How we walk the talk
At Upwork, we have engineering teams that exist as fully distributed entities. This means that no members work in the same location as any other members. Leadership, developers, and QA are all distributed. We do have product managers and designers who are located in the same geographic market, but they might or might not be physically in the same office during the course of a week. Our distributed engineering teams own significant chunks of our architecture and user-facing pages. The teams are responsible for the system architecture, delivery of our features, performance, maintainability, bugs, and responding to site incidents. It is critically important that these distributed teams are effective so that we can meet our goals.
Our teams need to be continually mindful of how they are operating. Regardless of location, operating efficiency is always a topic of conversation. After all, there’s continuous business pressure to move fast. At the same time, it’s dangerous when decisions are made that optimize for efficiency at the expense of inclusion. As I mentioned above, this begins to fracture the team. An engineer’s perspective provides a ton of value in early research and design conversations.
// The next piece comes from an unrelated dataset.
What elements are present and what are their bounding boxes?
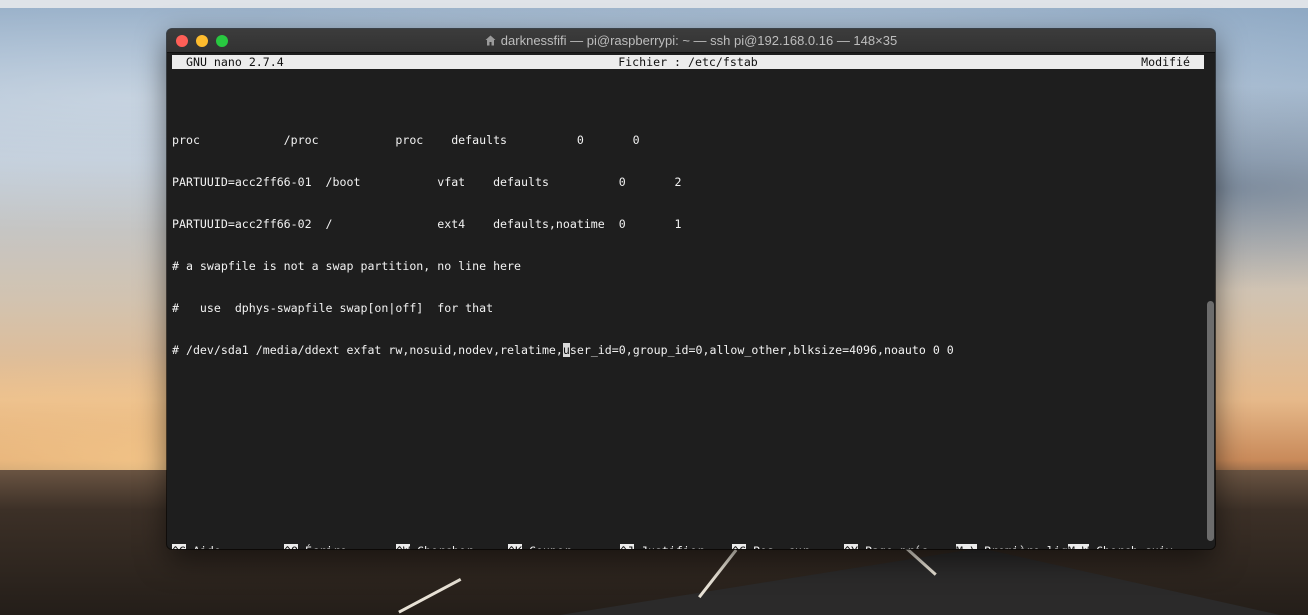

Additionally, involving QA in these same conversations from the beginning expands the team’s capability beyond functional testing. Keeping the entire team involved is a huge aspect of developing and maintaining a successful team.
Obviously terminology is just a first step in framing how a distributed team is perceived. Perception—internal and external—can be critical to a strong distributed-team culture and contribute to successful collaboration and team results. Going a step further, we’ll look at the strategies which further cultivate healthy behaviors and improve a team’s effectiveness in the next article, part 2 in this series.
I want to acknowledge and say thank you to my colleagues, Han-Shen Yuan and Barry Enderwick, for their perspectives and support in kickstarting this series.